年間のコスト削減の効果は、税込で約160万円。

戸あたり平均で47,000円です。

 

このマンションでは、諸経費の上昇に伴い一般会計が逼迫しており、今年の夏に管理費の徴収額を増額しましたが、今期の収支予算でもなお大幅な赤字が見込まれており、このままでは再度の増額改定の検討を余儀なくされる状況にありました。

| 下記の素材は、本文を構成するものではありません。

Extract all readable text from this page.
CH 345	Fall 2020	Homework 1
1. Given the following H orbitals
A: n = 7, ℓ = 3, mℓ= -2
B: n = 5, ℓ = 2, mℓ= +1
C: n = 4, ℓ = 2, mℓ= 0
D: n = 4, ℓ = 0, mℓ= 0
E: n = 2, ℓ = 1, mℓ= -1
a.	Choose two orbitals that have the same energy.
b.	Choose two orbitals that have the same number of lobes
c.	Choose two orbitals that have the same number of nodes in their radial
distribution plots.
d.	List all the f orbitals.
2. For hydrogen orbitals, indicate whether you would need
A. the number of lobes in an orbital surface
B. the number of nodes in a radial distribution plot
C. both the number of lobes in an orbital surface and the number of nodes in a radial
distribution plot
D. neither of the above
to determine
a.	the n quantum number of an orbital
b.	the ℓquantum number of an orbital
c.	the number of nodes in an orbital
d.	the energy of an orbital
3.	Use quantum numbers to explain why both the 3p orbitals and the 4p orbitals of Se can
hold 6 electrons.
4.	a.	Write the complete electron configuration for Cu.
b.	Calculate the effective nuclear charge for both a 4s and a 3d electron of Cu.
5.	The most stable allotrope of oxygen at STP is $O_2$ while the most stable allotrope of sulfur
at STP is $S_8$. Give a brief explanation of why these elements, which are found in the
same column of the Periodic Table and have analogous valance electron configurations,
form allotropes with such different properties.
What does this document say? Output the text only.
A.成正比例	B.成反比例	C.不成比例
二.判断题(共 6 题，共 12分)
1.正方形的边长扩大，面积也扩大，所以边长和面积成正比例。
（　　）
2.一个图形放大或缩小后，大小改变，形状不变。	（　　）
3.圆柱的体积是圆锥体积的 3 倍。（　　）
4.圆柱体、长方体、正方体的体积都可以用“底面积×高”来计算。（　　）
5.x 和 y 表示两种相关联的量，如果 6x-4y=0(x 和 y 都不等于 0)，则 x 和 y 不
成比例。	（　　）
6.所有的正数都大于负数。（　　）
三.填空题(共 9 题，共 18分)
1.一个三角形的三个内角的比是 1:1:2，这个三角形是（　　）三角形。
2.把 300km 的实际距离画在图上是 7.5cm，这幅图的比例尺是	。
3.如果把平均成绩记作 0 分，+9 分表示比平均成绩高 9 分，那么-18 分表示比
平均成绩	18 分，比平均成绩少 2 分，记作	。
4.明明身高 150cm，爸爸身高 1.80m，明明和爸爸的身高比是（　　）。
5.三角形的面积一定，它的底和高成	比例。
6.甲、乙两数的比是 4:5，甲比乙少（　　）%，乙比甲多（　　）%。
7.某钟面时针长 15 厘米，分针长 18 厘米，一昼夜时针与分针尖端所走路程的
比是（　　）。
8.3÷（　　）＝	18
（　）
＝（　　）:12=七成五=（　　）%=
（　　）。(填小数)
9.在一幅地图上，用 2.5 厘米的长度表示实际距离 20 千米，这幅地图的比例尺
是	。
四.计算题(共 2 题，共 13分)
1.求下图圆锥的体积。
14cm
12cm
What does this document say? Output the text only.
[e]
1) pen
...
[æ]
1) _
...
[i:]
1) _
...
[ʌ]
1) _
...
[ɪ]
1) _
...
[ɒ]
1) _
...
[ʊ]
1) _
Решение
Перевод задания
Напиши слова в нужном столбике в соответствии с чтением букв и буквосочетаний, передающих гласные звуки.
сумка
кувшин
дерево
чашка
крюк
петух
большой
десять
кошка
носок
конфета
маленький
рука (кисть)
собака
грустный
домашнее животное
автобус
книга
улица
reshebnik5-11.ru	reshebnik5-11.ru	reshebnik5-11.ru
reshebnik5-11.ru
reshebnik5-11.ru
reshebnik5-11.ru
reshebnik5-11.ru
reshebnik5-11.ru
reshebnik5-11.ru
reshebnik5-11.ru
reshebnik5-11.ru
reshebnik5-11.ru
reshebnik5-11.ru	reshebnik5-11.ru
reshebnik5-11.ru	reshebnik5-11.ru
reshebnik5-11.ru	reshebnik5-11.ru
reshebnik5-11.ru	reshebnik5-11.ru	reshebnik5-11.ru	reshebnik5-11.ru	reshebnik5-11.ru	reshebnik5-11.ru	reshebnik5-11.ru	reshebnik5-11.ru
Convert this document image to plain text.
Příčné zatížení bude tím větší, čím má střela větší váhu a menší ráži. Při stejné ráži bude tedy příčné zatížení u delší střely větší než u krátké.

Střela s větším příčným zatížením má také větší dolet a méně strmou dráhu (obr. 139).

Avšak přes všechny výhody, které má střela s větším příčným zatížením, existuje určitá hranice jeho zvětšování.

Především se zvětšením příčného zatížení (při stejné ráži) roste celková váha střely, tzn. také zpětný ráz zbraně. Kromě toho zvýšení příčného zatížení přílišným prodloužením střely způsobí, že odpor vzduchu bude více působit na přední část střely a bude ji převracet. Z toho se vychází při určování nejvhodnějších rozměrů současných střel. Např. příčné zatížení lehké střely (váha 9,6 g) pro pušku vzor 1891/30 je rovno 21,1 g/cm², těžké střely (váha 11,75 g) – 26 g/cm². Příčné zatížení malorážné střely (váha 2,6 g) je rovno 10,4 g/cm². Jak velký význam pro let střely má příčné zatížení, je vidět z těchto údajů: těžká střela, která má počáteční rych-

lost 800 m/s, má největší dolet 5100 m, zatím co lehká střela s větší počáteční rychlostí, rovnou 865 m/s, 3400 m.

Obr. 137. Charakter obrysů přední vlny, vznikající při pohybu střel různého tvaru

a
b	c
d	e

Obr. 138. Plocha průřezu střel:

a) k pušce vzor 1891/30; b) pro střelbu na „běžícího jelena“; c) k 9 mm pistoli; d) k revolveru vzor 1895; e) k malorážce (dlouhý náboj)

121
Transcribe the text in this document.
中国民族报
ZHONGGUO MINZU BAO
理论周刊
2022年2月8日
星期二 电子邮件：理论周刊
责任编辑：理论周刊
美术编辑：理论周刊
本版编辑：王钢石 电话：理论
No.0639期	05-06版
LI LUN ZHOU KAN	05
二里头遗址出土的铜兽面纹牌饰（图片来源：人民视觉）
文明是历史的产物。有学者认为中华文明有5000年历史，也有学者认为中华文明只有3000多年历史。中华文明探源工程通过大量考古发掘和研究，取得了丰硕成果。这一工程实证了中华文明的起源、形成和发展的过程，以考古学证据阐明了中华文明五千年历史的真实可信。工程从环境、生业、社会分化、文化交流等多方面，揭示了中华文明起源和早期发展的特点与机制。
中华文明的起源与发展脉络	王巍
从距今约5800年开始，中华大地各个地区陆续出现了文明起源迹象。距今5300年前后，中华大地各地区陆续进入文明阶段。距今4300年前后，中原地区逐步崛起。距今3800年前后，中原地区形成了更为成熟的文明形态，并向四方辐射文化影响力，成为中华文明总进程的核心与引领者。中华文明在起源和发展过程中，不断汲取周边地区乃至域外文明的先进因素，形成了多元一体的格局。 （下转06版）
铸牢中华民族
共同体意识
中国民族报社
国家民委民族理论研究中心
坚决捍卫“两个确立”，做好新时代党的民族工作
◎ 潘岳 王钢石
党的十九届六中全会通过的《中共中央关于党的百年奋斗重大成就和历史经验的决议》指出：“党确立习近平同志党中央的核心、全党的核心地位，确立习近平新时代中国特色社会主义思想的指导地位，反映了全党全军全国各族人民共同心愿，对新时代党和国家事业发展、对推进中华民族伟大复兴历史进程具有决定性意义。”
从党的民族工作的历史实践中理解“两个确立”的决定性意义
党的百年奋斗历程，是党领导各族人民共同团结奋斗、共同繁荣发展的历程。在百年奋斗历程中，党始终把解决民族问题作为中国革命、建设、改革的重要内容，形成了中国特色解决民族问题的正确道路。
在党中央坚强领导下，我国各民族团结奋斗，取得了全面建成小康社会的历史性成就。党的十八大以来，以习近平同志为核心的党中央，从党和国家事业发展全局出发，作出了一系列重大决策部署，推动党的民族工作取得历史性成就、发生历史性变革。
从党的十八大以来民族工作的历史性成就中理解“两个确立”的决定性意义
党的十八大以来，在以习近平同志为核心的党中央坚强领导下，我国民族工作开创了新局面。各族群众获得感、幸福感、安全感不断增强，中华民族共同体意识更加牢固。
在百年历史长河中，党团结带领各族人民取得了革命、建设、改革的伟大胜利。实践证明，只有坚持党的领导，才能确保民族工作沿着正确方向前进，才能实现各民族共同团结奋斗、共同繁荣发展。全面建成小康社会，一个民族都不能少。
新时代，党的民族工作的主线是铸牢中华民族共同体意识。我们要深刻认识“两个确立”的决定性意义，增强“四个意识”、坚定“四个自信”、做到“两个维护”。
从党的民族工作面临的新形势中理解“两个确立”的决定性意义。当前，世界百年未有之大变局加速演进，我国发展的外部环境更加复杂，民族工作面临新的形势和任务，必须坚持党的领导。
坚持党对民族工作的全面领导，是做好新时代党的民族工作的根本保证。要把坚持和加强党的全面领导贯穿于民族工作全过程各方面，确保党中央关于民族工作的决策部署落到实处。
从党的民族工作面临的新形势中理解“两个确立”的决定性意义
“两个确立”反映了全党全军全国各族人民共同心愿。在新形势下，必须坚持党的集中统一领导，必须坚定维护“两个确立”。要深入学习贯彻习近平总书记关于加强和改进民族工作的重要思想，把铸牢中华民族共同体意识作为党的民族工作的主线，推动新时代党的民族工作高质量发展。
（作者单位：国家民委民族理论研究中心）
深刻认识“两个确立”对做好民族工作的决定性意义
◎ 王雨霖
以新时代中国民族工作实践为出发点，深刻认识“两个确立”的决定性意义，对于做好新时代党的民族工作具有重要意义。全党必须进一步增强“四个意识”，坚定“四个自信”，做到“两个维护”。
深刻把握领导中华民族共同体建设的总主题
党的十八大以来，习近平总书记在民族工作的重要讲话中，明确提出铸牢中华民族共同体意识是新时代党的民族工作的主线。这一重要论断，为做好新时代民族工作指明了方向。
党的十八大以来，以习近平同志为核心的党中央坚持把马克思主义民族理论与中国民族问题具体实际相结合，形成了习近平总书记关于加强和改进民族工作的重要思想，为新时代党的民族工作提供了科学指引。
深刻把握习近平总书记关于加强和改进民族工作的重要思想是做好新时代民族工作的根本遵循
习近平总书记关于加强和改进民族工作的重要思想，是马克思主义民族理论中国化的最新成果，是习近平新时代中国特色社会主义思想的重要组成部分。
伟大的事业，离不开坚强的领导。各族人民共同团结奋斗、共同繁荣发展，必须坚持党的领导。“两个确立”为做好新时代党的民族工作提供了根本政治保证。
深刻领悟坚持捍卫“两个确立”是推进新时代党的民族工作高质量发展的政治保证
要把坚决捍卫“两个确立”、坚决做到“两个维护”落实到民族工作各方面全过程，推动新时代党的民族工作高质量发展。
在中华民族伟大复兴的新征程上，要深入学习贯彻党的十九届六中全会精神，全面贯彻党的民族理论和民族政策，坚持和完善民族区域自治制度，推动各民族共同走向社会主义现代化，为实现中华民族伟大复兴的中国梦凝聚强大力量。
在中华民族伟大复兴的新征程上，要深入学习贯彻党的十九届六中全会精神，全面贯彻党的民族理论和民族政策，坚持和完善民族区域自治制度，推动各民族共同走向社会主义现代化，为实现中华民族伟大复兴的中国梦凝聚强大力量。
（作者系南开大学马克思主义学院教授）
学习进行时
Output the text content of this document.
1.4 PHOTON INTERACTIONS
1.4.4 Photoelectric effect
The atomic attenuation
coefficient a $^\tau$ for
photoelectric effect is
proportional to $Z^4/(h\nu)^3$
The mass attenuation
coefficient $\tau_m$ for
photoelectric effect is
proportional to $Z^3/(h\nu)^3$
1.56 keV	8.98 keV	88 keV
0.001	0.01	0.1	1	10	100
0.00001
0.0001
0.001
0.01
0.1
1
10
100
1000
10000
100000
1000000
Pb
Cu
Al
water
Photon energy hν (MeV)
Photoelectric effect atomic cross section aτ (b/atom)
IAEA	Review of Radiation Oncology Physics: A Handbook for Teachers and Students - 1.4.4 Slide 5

そのため、今期理事会では管理委託費等の管理コストの適正化による剰余金の創出を図るため、有償で当社の診断を受けたところ、契約条件の見直しを行うことで一般会計収支を大幅に改善できる余地があることがわかりました。

【管理委託費に関する診断結果の概要】
1) 現行の管理仕様を維持した場合、現在比18%の削減余地
 (年間経済効果:100万円 → 戸あたり平均 @2.9万円/年 )

2) 管理仕様を一部変更した場合、現在比27%の削減余地。
 (年間経済効果:153万円 → 戸あたり平均 @4.5万円/年)

 

このマンションの特徴として、管理員の業務の仕様に見直し余地がありました。

【従前の仕様】
・管理員業務 :週3日(火・木・土曜勤務 1日 実質7.0時間 )

 

30戸程度の規模のマンションの場合、管理員の勤務時間は「週勤3〜5日、かつ1日4時間以内」が一般的です。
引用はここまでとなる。